Module gradient

Expand description

Gradient helpers for DeepKernels.

Two paths are provided:

finite_difference_gradient — central differences over the flat parameter buffer. Works for any base kernel and any feature extractor that implements NeuralFeatureMap; O(2P) forward passes in the number of parameters P and used by the crate’s own correctness tests as a reference.
rbf_dkl_gradient — the analytical gradient for the RBF-base / MLP-extractor special case. Closed form:

∂K_DKL / ∂θ = K_DKL · (-2γ) · Σ_k (g(x) - g(y))_k · ∂g_k(x)/∂θ + K_DKL · ( 2γ) · Σ_k (g(x) - g(y))_k · ∂g_k(y)/∂θ

(the two sums come from ∂/∂θ || g(x) - g(y) ||²). The Jacobians ∂g_k(·)/∂θ are obtained by standard MLP backprop, reusing the per-layer pre/post-activation cache produced by MLPFeatureExtractor::forward_with_cache.

§Scope (v0.2.0 preview)

Analytical chain rule is implemented for the MLPFeatureExtractor + RbfKernel pair only — i.e. the paradigmatic DKL configuration. Other combinations must be gradient-checked via finite differences; autodiff integration is out of scope for this release.
Gradients w.r.t. base-kernel hyperparameters (e.g. the RBF γ) are not implemented here; the mixture side of the workspace (learned_composition) handles that use case.

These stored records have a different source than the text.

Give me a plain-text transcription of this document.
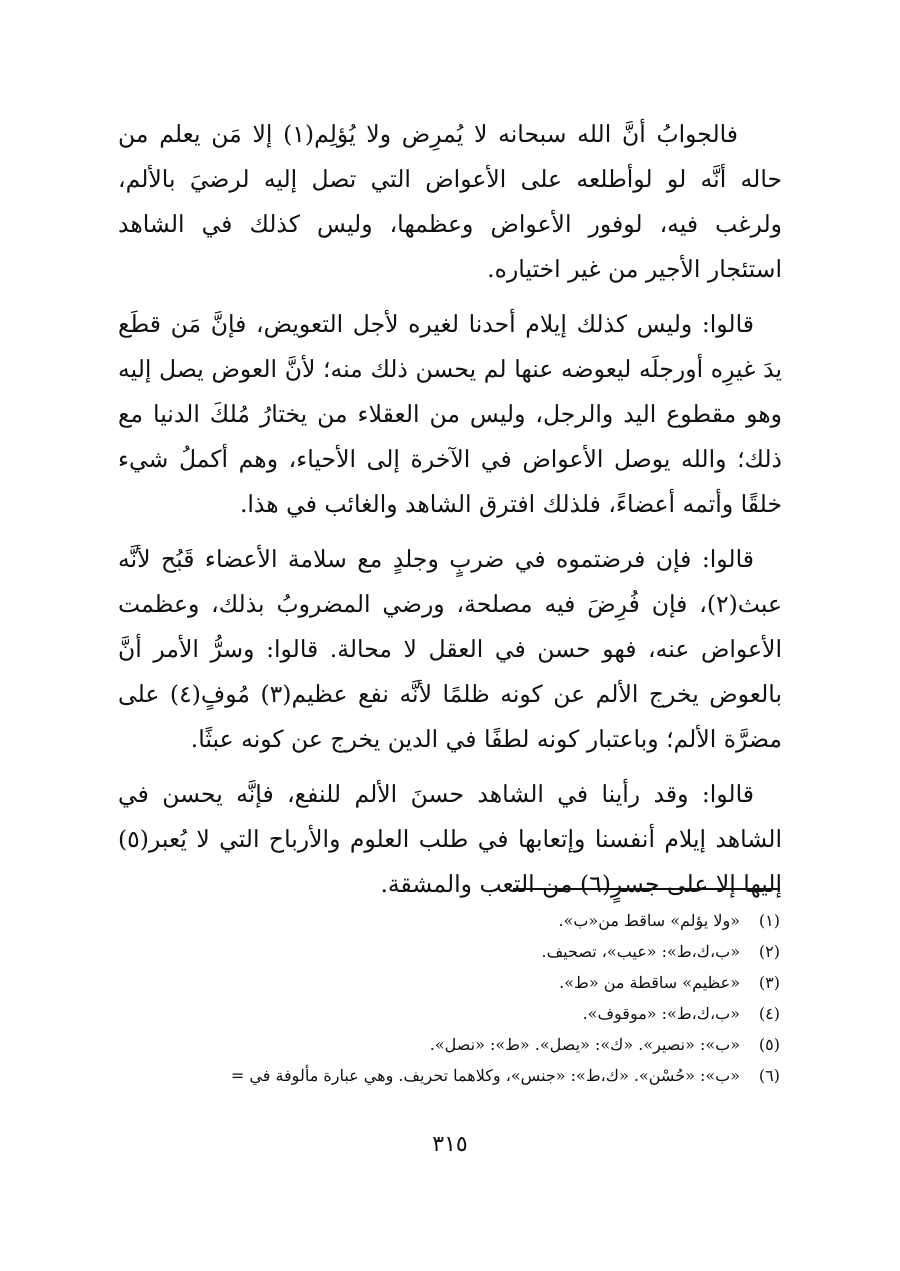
فالجوابُ أنَّ الله سبحانه لا يُمرِض ولا يُؤلِم(١) إلا مَن يعلم من حاله أنَّه لو لوأطلعه على الأعواض التي تصل إليه لرضيَ بالألم، ولرغب فيه، لوفور الأعواض وعظمها، وليس كذلك في الشاهد استئجار الأجير من غير اختياره.

قالوا: وليس كذلك إيلام أحدنا لغيره لأجل التعويض، فإنَّ مَن قطَع يدَ غيرِه أورجلَه ليعوضه عنها لم يحسن ذلك منه؛ لأنَّ العوض يصل إليه وهو مقطوع اليد والرجل، وليس من العقلاء من يختارُ مُلكَ الدنيا مع ذلك؛ والله يوصل الأعواض في الآخرة إلى الأحياء، وهم أكملُ شيء خلقًا وأتمه أعضاءً، فلذلك افترق الشاهد والغائب في هذا.

قالوا: فإن فرضتموه في ضربٍ وجلدٍ مع سلامة الأعضاء قَبُح لأنَّه عبث(٢)، فإن فُرِضَ فيه مصلحة، ورضي المضروبُ بذلك، وعظمت الأعواض عنه، فهو حسن في العقل لا محالة. قالوا: وسرُّ الأمر أنَّ بالعوض يخرج الألم عن كونه ظلمًا لأنَّه نفع عظيم(٣) مُوفٍ(٤) على مضرَّة الألم؛ وباعتبار كونه لطفًا في الدين يخرج عن كونه عبثًا.

قالوا: وقد رأينا في الشاهد حسنَ الألم للنفع، فإنَّه يحسن في الشاهد إيلام أنفسنا وإتعابها في طلب العلوم والأرباح التي لا يُعبر(٥) إليها إلا على جسرٍ(٦) من التعب والمشقة.

(١)«ولا يؤلم» ساقط من«ب».
(٢)«ب،ك،ط»: «عيب»، تصحيف.
(٣)«عظيم» ساقطة من «ط».
(٤)«ب،ك،ط»: «موقوف».
(٥)«ب»: «نصير». «ك»: «يصل». «ط»: «نصل».
(٦)«ب»: «حُسْن». «ك،ط»: «جنس»، وكلاهما تحريف. وهي عبارة مألوفة في =
٣١٥
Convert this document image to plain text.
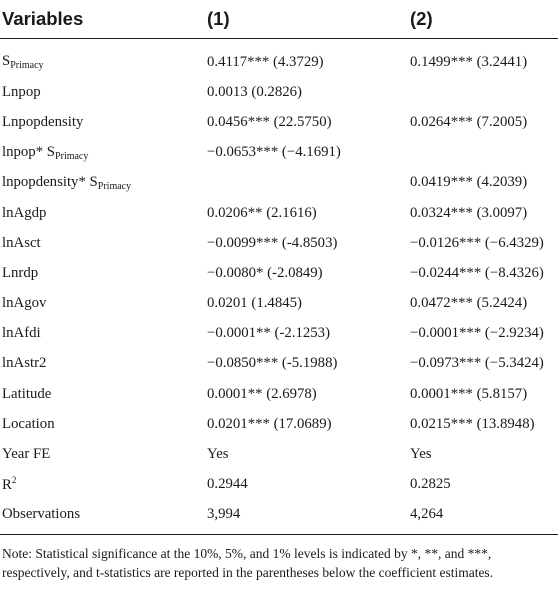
Variables	(1)	(2)
$S_{Primacy}$	0.4117*** (4.3729)	0.1499*** (3.2441)
Lnpop	0.0013 (0.2826)	
Lnpopdensity	0.0456*** (22.5750)	0.0264*** (7.2005)
lnpop* $S_{Primacy}$	−0.0653*** (−4.1691)	
lnpopdensity* $S_{Primacy}$		0.0419*** (4.2039)
lnAgdp	0.0206** (2.1616)	0.0324*** (3.0097)
lnAsct	−0.0099*** (-4.8503)	−0.0126*** (−6.4329)
Lnrdp	−0.0080* (-2.0849)	−0.0244*** (−8.4326)
lnAgov	0.0201 (1.4845)	0.0472*** (5.2424)
lnAfdi	−0.0001** (-2.1253)	−0.0001*** (−2.9234)
lnAstr2	−0.0850*** (-5.1988)	−0.0973*** (−5.3424)
Latitude	0.0001** (2.6978)	0.0001*** (5.8157)
Location	0.0201*** (17.0689)	0.0215*** (13.8948)
Year FE	Yes	Yes
$R^2$	0.2944	0.2825
Observations	3,994	4,264
Note: Statistical significance at the 10%, 5%, and 1% levels is indicated by *, **, and ***, respectively, and t-statistics are reported in the parentheses below the coefficient estimates.
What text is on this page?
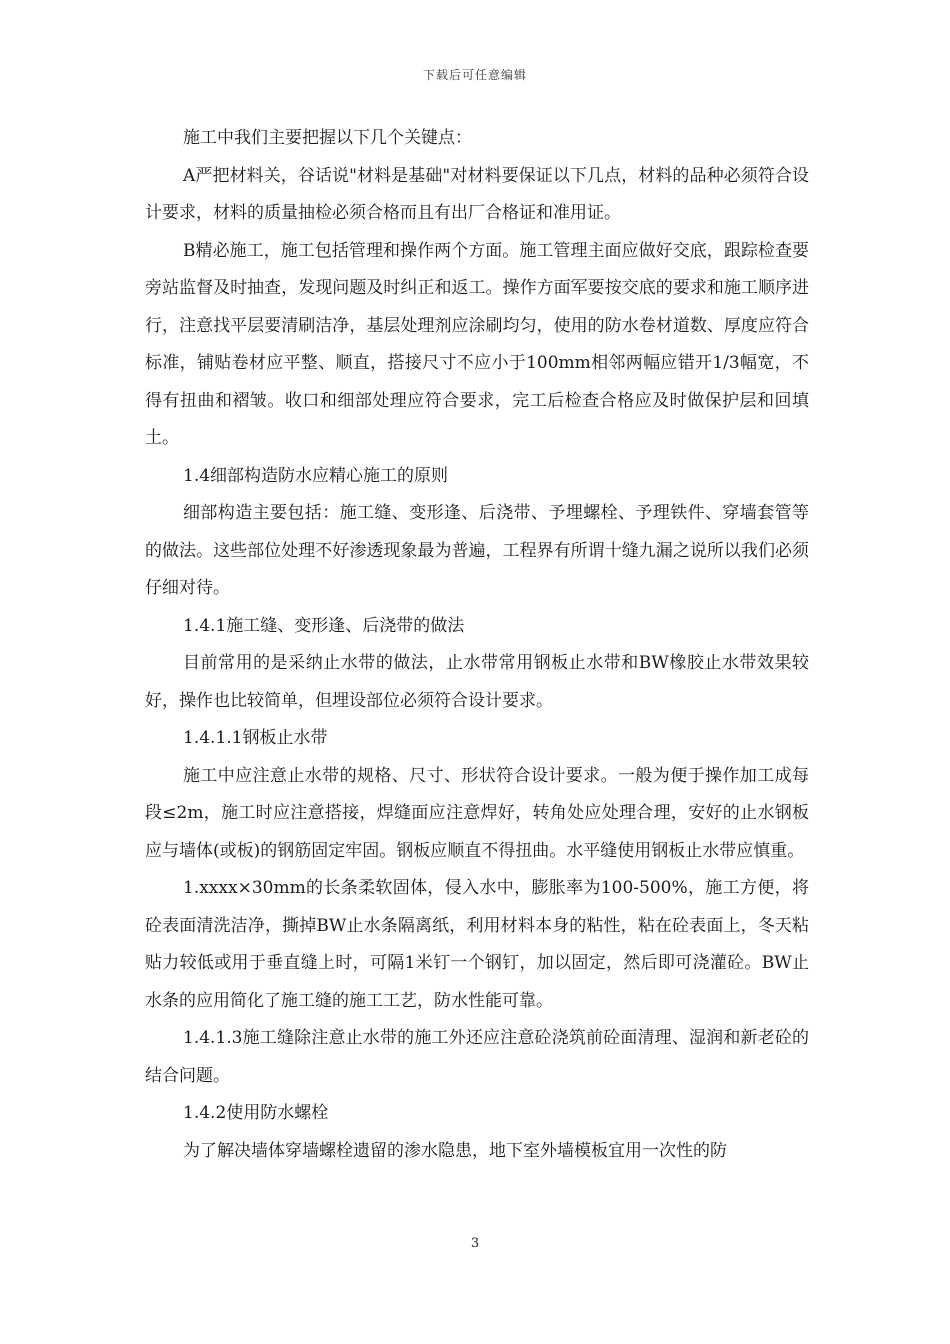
下载后可任意编辑

施工中我们主要把握以下几个关键点：

A严把材料关，谷话说"材料是基础"对材料要保证以下几点，材料的品种必须符合设计要求，材料的质量抽检必须合格而且有出厂合格证和准用证。

B精必施工，施工包括管理和操作两个方面。施工管理主面应做好交底，跟踪检查要旁站监督及时抽查，发现问题及时纠正和返工。操作方面军要按交底的要求和施工顺序进行，注意找平层要清刷洁净，基层处理剂应涂刷均匀，使用的防水卷材道数、厚度应符合标准，铺贴卷材应平整、顺直，搭接尺寸不应小于100mm相邻两幅应错开1/3幅宽，不得有扭曲和褶皱。收口和细部处理应符合要求，完工后检查合格应及时做保护层和回填土。

1.4细部构造防水应精心施工的原则

细部构造主要包括：施工缝、变形逢、后浇带、予埋螺栓、予理铁件、穿墙套管等的做法。这些部位处理不好渗透现象最为普遍，工程界有所谓十缝九漏之说所以我们必须仔细对待。

1.4.1施工缝、变形逢、后浇带的做法

目前常用的是采纳止水带的做法，止水带常用钢板止水带和BW橡胶止水带效果较好，操作也比较简单，但埋设部位必须符合设计要求。

1.4.1.1钢板止水带

施工中应注意止水带的规格、尺寸、形状符合设计要求。一般为便于操作加工成每段≤2m，施工时应注意搭接，焊缝面应注意焊好，转角处应处理合理，安好的止水钢板应与墙体(或板)的钢筋固定牢固。钢板应顺直不得扭曲。水平缝使用钢板止水带应慎重。

1.xxxx×30mm的长条柔软固体，侵入水中，膨胀率为100-500%，施工方便，将砼表面清洗洁净，撕掉BW止水条隔离纸，利用材料本身的粘性，粘在砼表面上，冬天粘贴力较低或用于垂直缝上时，可隔1米钉一个钢钉，加以固定，然后即可浇灌砼。BW止水条的应用简化了施工缝的施工工艺，防水性能可靠。

1.4.1.3施工缝除注意止水带的施工外还应注意砼浇筑前砼面清理、湿润和新老砼的结合问题。

1.4.2使用防水螺栓

为了解决墙体穿墙螺栓遗留的渗水隐患，地下室外墙模板宜用一次性的防

3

finite_difference_gradient: Numerical gradient ∂K_DKL/∂θ via central finite differences on the flat parameter buffer. Returns a vector of length kernel.feature_extractor().parameter_count().
rbf_dkl_gradient: Analytical gradient of K_DKL(x, y) w.r.t. the MLP parameters for the RBF-base case. Returns a vector of length kernel.feature_extractor().parameter_count() whose entries mirror the flat parameter layout layer0.weights(row-major) ++ layer0.biases ++ layer1.weights ++ ....